Dalam berjuang
di Amal Usaha Muhammadiyah, mari kita selalu ingat bahwa bekerja di sini
membutuhkan ikhlas dan keikhlasan hati. Bekerja dengan ikhlas berarti kita
melibatkan diri dengan niat yang tulus untuk berkontribusi dalam rangka
mendukung misi kemanusiaan dan keislaman yang diemban oleh Muhammadiyah.
Ketika capek
mulai terasa, perhatikanlah bahwa kelelahan adalah bagian dari proses. Sifat
capek yang muncul seharusnya menjadi bukti bahwa kita telah bekerja keras untuk
tujuan yang mulia. Mari kita lihat capek sebagai tanda bahwa kita sedang
berupaya dan memberikan yang terbaik.
Namun, di
tengah segala upaya keras tersebut, jangan lupa bahwa niat kita harus selalu
diawali dengan Bismillah. Mengucapkan nama Allah sebelum memulai setiap
tindakan adalah cara untuk memohon petunjuk, perlindungan, dan berkah dalam
setiap langkah kita. Sehingga, apa pun yang kita lakukan, insya Allah, akan
mendapatkan ridha-Nya.
Tentu, setiap
perjuangan pasti dihadapi dengan tantangan. Jika ada yang merasa tidak terima,
marilah kita menghadapinya dengan kepala tegak dan hati lapang. Kritik dan
tantangan adalah ujian yang membentuk karakter dan memperkuat tekad. Mari kita
jadikan setiap tantangan sebagai kesempatan untuk belajar dan memperbaiki diri.
Bagi yang
mendambakan kekayaan, mari ingatkan diri bahwa dalam bekerja di amal usaha
Muhammadiyah, kekayaan sejati bukan hanya terukur dalam harta materi.

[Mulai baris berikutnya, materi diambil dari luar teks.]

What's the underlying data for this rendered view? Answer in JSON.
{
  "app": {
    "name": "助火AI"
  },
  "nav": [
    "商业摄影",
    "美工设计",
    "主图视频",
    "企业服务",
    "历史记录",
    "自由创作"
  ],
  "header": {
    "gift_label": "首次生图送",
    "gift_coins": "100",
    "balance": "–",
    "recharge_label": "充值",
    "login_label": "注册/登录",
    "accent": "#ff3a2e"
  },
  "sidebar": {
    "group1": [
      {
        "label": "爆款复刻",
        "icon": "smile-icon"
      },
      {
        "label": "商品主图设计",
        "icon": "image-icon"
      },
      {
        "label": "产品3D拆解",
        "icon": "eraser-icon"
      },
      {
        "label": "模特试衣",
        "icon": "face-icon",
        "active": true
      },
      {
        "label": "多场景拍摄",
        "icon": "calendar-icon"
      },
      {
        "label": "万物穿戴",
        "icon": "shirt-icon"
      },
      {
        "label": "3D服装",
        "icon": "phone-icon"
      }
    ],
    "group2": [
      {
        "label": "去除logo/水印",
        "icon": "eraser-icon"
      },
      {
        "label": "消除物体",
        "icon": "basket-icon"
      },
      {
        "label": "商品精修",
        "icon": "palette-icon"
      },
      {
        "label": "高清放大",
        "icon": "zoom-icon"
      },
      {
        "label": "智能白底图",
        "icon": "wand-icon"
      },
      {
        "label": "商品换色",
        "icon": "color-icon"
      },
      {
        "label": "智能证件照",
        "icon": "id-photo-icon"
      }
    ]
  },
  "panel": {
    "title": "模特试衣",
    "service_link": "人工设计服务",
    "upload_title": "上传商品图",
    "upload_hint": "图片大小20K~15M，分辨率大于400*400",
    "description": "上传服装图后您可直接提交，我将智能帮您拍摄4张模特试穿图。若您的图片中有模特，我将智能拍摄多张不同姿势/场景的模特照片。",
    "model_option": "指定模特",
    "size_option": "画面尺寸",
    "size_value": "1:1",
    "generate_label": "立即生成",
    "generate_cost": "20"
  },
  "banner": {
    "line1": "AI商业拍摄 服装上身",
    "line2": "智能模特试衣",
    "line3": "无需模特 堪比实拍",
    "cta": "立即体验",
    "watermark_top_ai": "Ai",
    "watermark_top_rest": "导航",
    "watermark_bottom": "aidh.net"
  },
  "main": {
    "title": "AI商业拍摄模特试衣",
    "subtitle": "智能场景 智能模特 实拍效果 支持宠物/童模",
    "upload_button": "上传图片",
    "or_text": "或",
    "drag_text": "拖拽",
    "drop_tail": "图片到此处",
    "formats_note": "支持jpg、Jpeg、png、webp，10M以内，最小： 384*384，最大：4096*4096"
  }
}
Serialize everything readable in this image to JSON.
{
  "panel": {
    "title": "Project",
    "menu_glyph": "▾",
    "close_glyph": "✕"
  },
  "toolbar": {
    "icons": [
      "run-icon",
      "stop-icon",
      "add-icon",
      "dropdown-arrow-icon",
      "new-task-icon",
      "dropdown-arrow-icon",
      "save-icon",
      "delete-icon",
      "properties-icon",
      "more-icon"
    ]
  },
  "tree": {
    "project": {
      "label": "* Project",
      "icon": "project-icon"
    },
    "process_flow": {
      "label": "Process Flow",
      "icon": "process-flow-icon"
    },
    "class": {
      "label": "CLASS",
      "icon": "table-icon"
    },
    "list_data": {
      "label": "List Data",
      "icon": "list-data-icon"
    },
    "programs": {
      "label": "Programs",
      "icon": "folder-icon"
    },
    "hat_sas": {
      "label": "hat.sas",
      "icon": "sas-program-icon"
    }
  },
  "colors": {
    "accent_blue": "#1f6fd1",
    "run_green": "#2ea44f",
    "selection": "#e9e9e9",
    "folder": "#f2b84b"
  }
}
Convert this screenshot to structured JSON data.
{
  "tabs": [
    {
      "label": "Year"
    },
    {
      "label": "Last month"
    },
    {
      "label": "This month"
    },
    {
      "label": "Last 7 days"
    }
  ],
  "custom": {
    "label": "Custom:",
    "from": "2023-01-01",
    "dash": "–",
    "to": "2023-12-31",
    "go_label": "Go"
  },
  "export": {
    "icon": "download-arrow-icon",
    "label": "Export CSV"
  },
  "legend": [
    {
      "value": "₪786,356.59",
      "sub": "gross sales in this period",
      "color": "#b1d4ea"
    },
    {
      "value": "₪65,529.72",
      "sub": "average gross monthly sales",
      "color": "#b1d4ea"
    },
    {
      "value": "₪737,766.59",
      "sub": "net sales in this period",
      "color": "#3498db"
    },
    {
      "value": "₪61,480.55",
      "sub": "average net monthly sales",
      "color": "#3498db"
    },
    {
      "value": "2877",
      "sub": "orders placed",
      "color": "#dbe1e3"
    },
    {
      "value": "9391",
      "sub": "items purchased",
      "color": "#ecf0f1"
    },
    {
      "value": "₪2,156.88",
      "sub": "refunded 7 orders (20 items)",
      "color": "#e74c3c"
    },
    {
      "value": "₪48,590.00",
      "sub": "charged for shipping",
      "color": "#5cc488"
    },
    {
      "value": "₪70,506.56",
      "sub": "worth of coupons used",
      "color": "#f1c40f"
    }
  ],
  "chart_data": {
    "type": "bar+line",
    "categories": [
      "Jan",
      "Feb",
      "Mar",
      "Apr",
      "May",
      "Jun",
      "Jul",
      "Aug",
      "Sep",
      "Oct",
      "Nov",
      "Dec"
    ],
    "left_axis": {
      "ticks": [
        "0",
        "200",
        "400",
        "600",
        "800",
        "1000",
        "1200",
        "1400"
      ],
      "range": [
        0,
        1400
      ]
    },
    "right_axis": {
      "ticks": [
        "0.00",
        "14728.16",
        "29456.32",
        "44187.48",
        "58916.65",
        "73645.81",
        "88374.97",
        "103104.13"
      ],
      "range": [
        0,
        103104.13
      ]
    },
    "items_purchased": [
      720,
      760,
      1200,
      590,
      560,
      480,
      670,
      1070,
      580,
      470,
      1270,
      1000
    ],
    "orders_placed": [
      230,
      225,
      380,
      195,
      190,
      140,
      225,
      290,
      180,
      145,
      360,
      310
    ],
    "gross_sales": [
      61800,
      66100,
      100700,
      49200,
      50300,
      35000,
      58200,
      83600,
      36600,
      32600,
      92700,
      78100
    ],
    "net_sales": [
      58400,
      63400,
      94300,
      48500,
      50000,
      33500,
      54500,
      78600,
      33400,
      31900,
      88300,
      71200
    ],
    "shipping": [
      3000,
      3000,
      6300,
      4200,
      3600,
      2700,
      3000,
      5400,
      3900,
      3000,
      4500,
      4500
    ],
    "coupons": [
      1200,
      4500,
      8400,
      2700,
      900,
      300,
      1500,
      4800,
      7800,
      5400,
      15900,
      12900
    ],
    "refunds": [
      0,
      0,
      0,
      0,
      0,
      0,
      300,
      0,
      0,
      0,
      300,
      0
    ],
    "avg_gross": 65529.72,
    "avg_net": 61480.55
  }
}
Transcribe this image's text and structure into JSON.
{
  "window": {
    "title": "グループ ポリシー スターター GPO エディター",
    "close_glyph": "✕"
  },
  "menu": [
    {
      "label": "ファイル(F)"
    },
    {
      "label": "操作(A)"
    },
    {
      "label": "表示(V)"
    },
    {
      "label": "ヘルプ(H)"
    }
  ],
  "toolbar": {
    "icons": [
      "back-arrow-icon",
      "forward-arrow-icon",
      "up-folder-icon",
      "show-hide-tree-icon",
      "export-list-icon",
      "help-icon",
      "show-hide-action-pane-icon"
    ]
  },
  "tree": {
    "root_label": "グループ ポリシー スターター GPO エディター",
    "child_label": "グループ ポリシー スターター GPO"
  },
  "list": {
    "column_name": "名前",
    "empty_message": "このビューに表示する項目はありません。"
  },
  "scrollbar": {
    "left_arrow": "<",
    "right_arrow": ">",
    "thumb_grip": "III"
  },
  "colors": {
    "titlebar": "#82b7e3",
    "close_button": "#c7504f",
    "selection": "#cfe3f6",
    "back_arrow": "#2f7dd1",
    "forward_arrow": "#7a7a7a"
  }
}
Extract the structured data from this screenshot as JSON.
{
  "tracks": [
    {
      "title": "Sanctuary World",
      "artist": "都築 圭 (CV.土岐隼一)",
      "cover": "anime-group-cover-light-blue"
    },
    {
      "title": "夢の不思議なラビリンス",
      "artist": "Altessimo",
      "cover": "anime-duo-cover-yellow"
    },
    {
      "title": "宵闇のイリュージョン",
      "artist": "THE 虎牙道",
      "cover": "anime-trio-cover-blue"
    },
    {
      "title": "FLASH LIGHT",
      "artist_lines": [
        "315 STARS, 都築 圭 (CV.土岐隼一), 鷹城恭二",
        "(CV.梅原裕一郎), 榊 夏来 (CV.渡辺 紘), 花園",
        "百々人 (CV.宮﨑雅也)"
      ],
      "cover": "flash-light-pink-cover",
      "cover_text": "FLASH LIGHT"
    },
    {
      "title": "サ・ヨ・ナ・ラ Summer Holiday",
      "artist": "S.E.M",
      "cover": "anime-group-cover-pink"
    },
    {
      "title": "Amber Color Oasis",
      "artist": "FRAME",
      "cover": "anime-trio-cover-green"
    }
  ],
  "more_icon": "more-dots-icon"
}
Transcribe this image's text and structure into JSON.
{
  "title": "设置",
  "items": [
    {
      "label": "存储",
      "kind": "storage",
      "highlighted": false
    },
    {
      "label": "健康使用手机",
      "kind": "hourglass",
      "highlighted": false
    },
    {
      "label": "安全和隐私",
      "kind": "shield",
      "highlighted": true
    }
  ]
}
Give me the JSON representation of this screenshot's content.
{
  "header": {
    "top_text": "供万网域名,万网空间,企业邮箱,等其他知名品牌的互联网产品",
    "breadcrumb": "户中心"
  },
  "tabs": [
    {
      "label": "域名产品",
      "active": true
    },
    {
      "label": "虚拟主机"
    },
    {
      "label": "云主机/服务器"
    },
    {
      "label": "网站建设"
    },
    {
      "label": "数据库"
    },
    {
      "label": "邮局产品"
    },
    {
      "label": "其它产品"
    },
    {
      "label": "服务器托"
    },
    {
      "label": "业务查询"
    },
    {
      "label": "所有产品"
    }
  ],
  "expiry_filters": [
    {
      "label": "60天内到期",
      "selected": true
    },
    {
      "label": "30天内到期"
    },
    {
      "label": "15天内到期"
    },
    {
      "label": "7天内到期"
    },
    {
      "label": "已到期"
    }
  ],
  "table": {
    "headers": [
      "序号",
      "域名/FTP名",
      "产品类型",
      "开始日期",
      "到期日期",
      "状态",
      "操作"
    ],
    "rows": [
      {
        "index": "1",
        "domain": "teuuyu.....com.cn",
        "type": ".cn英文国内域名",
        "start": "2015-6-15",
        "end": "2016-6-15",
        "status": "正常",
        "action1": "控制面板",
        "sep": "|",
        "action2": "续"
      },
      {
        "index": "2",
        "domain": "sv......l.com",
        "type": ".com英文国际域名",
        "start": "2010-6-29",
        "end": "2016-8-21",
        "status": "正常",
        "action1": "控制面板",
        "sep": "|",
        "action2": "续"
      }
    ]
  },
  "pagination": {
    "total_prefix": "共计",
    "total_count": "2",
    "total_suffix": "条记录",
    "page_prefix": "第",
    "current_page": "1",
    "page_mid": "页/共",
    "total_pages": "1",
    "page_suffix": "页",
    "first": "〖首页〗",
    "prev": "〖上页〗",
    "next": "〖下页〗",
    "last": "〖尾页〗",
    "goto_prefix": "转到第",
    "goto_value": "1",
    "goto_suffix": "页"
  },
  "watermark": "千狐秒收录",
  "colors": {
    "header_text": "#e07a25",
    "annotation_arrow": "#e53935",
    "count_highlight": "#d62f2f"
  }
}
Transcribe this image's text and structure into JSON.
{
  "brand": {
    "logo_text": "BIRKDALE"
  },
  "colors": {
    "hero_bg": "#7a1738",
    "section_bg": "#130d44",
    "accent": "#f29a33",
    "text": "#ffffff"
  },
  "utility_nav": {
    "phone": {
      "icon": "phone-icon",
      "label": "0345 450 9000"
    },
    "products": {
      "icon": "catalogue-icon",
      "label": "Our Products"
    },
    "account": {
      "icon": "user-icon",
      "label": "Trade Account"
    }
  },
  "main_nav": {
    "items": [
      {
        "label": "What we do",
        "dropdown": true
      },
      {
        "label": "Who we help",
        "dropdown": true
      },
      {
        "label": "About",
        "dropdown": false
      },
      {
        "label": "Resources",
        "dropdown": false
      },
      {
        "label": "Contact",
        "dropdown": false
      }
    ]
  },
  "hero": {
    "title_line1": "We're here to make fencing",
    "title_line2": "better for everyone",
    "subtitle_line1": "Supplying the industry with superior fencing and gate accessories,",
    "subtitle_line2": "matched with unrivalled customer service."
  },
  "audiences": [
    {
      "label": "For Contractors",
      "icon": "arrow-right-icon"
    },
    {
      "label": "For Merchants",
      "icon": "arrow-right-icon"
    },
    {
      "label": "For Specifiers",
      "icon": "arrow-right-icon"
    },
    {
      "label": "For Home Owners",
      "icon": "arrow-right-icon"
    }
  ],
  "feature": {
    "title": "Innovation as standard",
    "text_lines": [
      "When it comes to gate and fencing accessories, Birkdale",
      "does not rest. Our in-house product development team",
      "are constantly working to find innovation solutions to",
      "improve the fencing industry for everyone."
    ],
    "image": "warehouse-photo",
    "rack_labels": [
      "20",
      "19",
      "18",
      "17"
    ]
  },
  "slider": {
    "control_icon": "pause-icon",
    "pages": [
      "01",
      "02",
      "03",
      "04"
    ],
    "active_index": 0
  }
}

Berkah
dan kebahagiaan sejati terletak dalam rasa syukur dan kepuasan batin. Tetapi
jika memang ada hasrat untuk mencari kekayaan materi, maka berdaganglah dengan
jalan yang halal dan berkah.
Terakhir, semua
yang kita lakukan di amal usaha Muhammadiyah, hendaklah dilakukan Lillah, yaitu
semata-mata untuk mencari keridhaan Allah. Semoga usaha kita menjadi ladang
amal yang tidak hanya bermanfaat bagi orang banyak, tetapi juga menjadi sarana
peningkatan diri menuju ridha-Nya.
Bekerja dengan
ikhlas, bismillah, dan lillah – itulah kunci keberkahan dalam setiap langkah
kita di Amal Usaha Muhammadiyah. Semoga Allah selalu memberikan taufik dan
hidayah-Nya kepada kita semua. Amin.
BERAPA GAJI BOS
MUHAMMADIYAH ?
Seorang
pengurus yayasan bertanya: “Berapa gaji pengurus Muhammadiyah yang tertinggi
dan terendah?”
“Pimpinan tidak
ada yang digaji, hanya karyawan yang digaji” jawab saya.
“Apa benar?
Kalau begitu dari mana sumber ekonomi mereka?”
”Semua pimpinan
Muhammadiyah punya pekerjaan, tidak menganggur”.
” Bagaimana
kalau tugas Muhammadiyah bersamaan dengan tugas pekerjaan?”
” Jika waktu
berbenturan, tugas pekerjaan didahulukan, baru Muhammadiyah.”
”Kalau begitu
tidak profesional karena menomorduakan Muhammadiyah”.
”Mungkin
menurut orang lain tidak profesional. Tetapi itu lebih baik karena semua
pimpinan Muhammadiyah tidak ada yang berfikir mengurusi Muhammaidyah sebagai
profesi. Semua berniat sebagai pengabdian. Yang penting dilakukan penuh
kesungguhan dan sepenuh kemampuan”.
Saya teringat
Alm. Pak Lukman Harun. Beliau pernah punya gagasan memberi gaji kepada pimpinan
Muhammadiyah supaya waktu dan perhatiannya bisa penuh ke persyarikatan.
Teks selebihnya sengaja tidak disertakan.